Limiting beliefs for teenagers
The four questions · based on Byron Katie · adapted
A thought that trips you up, looked at gently through four questions. Our thoughts aren't always truths — they're the stories we tell ourselves. Sometimes they help us, sometimes they hurt us. Inspired by "The Work" — Byron Katie's method.
Write a thought that trips you up.
Keep it short, exactly as it sounds in your mind — not how you "should" say it.
Question 1 — Is it true?
Answer from your first instinct. You don't have to justify it.
Question 2 — Can you absolutely know that it's true?
Can you say, 100% sure, without a shred of doubt, that this is how it is? Always? For everyone?
Question 3 — How do you react when you believe this thought?
What do you feel in your body?

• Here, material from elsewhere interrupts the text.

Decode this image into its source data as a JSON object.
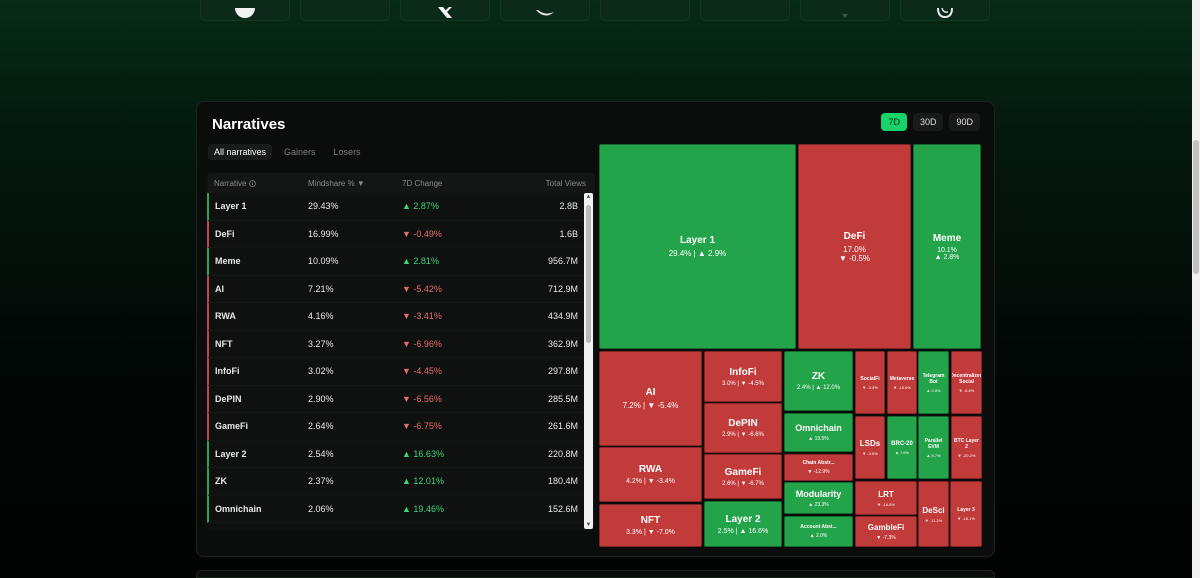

How do you treat your friends, your parents, yourself? How do you sleep? How do you study? How do you look at yourself in the mirror?
Question 4 — Who would you be without this thought?
Imagine a day — even just an hour — when this thought wasn't in your mind. What would you be like? What would you do differently? How would you talk to yourself?
Turnaround 1 — to the opposite
Turnaround 2 — to yourself
Turnaround 3 — to the other
Important: if your thought is about someone who really is hurting you, this turnaround doesn't mean it's your fault. It's just a mirror to see where you, too, have room to change — not an excuse for the other person's behaviour.